For those who survived the fire, or lost friends or family members to the blaze, the Our Lady of Angels disaster remains a haunting memory that has been impossible to shake. To this day, they continue to hold reunions and services in memory of those who died, and many of those with connections to the fire tell strange stories and personal experiences with those who died in 1958.
One woman recounted how her parents were relieved to see that she and her brother had survived the fire when they found them on the street outside the school. Her mother later told her that, shortly after arriving, she saw her son running from the building and heading toward his parents. He had a big smile on his face, thrilled to have escaped the burning school with his life. The parents and son became separated in the confusion and after the fire was out, they were unable to find the boy. Hours later, it was learned that he had died in his second-floor classroom and had not left the school at all. Until the day she died, the woman’s mother was convinced that she saw her son outside the school that day.

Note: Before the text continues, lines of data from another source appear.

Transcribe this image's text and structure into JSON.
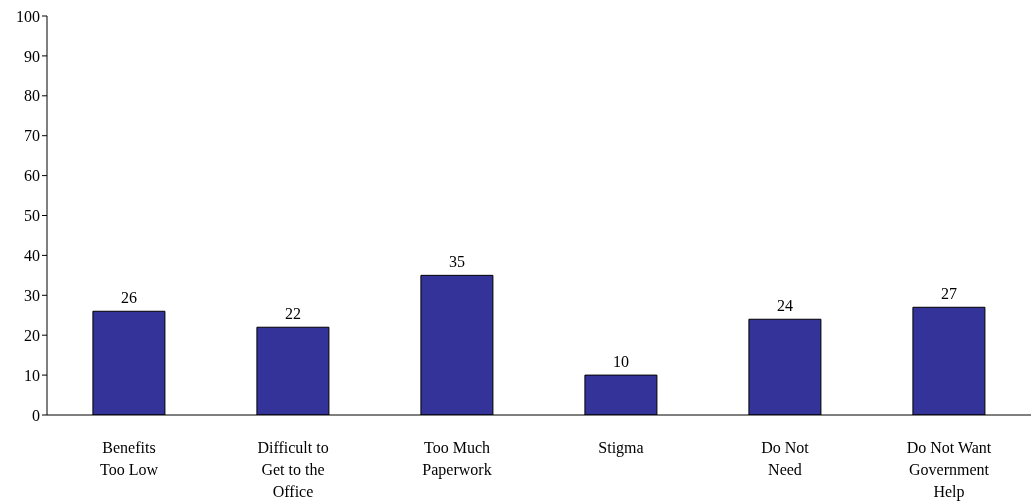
{
  "chart_data": {
    "type": "bar",
    "categories": [
      "Benefits\nToo Low",
      "Difficult to\nGet to the\nOffice",
      "Too Much\nPaperwork",
      "Stigma",
      "Do Not\nNeed",
      "Do Not Want\nGovernment\nHelp"
    ],
    "values": [
      26,
      22,
      35,
      10,
      24,
      27
    ],
    "color": "#333399",
    "ylim": [
      0,
      100
    ],
    "yticks": [
      0,
      10,
      20,
      30,
      40,
      50,
      60,
      70,
      80,
      90,
      100
    ],
    "data_labels": true,
    "grid": false,
    "legend": false
  }
}
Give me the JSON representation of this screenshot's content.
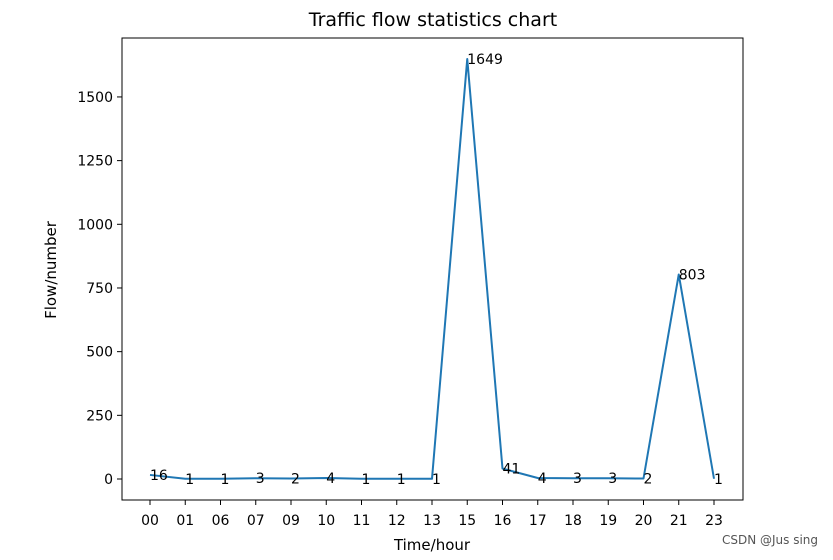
{
  "chart_data": {
    "type": "line",
    "title": "Traffic flow statistics chart",
    "xlabel": "Time/hour",
    "ylabel": "Flow/number",
    "categories": [
      "00",
      "01",
      "06",
      "07",
      "09",
      "10",
      "11",
      "12",
      "13",
      "15",
      "16",
      "17",
      "18",
      "19",
      "20",
      "21",
      "23"
    ],
    "series": [
      {
        "values": [
          16,
          1,
          1,
          3,
          2,
          4,
          1,
          1,
          1,
          1649,
          41,
          4,
          3,
          3,
          2,
          803,
          1
        ],
        "color": "#1f77b4"
      }
    ],
    "y_ticks": [
      0,
      250,
      500,
      750,
      1000,
      1250,
      1500
    ],
    "ylim": [
      -82.4,
      1731.4
    ],
    "grid": false,
    "legend": "none"
  },
  "watermark": "CSDN @Jus sing"
}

Others with a first-hand connection to the fire have also spoken of encounters with loved ones who did not survive. Mothers claimed their children came to visit them and some who were children at the time of the fire stated that they were consoled by perished brothers and sisters, who stayed only briefly before moving on. Some visitors to the fire memorial at Queen of Heaven Cemetery say that they sometimes smell the strong presence of smoke nearby.
Are such stories merely imagination, or perhaps wishful thinking? No one can say for sure, but there is no denying that the Our Lady of Angels Fire remains one of the most poignant and heart-breaking in Chicago’s history and continues to be a wound that will be healed for many years to come.